Mask computed webhook secrets in QA output
- Search intent: mask computed webhook secrets in qa output
- Specific input: Fixture input shaped for mask computed webhook secrets in qa output.
- Expected output: Dataset rows with validationId, algorithm, signatureProvided, signatureComputedMasked plus local KVS report evidence.
- Why run it: API teams, integration engineers, SaaS developers would run this to get a bounded local proof before any live Apify review or production use.
Compare provided and computed webhook signatures
- Search intent: compare provided and computed webhook signatures
- Specific input: Fixture input shaped for compare provided and computed webhook signatures.
- Expected output: Dataset rows with validationId, algorithm, signatureProvided, signatureComputedMasked plus local KVS report evidence.
- Why run it: API teams, integration engineers, SaaS developers would run this to get a bounded local proof before any live Apify review or production use.
Check timestamp and payload hash evidence locally
- Search intent: check timestamp and payload hash evidence locally
- Specific input: Fixture input shaped for check timestamp and payload hash evidence locally.
- Expected output: Dataset rows with validationId, algorithm, signatureProvided, signatureComputedMasked plus local KVS report evidence.

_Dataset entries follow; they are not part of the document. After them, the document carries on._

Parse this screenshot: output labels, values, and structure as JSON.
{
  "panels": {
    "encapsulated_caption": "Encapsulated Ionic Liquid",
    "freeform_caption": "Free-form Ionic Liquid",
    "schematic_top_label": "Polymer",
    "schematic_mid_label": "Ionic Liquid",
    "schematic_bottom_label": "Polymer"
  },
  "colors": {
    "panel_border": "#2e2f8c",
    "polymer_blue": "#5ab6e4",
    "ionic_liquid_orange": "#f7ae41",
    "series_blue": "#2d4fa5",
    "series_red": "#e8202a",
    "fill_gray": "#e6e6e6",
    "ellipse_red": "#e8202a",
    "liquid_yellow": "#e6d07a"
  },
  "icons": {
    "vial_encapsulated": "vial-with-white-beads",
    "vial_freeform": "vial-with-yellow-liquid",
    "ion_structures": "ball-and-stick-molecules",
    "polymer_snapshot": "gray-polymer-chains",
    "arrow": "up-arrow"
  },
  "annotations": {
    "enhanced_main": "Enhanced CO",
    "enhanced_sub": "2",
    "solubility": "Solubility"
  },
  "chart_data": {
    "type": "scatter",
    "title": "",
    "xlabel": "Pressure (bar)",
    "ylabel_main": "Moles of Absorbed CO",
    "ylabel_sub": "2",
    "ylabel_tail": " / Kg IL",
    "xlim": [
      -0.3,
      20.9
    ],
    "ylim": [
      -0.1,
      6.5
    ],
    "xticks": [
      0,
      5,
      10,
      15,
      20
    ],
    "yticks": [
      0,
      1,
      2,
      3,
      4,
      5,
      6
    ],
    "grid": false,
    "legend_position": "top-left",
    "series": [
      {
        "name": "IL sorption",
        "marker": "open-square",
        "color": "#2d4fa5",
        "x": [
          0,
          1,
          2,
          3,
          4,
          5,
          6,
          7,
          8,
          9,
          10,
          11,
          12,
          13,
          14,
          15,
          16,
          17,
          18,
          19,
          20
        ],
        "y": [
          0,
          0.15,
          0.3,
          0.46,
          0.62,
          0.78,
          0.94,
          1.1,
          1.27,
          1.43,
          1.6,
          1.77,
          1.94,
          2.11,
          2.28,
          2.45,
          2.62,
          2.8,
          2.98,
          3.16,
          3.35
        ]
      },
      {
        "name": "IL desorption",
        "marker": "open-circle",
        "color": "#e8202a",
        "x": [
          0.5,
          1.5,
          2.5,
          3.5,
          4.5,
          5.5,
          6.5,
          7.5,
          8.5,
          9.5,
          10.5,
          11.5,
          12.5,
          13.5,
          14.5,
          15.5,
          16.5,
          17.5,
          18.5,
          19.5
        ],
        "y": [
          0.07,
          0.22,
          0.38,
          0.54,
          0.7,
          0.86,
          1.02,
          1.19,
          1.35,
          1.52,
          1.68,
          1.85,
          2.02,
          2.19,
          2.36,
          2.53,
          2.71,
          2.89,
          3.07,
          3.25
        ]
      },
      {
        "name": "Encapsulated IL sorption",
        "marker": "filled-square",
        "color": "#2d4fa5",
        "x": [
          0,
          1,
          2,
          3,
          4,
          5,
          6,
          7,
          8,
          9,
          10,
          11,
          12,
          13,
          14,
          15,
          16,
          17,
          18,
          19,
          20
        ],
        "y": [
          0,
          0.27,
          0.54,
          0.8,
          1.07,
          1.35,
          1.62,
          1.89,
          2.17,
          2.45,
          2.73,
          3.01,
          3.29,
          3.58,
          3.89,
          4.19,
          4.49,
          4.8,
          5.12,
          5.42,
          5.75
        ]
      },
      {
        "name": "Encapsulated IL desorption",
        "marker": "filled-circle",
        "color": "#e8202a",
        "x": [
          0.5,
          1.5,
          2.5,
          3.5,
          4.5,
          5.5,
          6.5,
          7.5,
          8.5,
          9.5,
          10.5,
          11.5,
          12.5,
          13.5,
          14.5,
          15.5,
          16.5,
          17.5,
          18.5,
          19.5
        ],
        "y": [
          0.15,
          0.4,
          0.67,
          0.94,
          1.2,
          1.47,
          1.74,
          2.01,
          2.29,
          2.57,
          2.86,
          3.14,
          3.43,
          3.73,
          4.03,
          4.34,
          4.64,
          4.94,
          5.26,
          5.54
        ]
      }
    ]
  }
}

- Why run it: API teams, integration engineers, SaaS developers would run this to get a bounded local proof before any live Apify review or production use.
Prepare webhook signature fixtures for integration tests
- Search intent: prepare webhook signature fixtures for integration tests
- Specific input: Fixture input shaped for prepare webhook signature fixtures for integration tests.
- Expected output: Dataset rows with validationId, algorithm, signatureProvided, signatureComputedMasked plus local KVS report evidence.
- Why run it: API teams, integration engineers, SaaS developers would run this to get a bounded local proof before any live Apify review or production use.
Tests
- Actor-specific fixture tests live in
test/webhook-signature-validator.test.ts. - Node-based local suites validate dataset schema conformance, output samples, local smoke runs, and PPE guard behavior.
FAQ
Is this live on Apify?
No. This is a local package for ChatGPT review only.
Is it publish-ready?
No. It needs later live tiny-run validation and console configuration before any publication decision.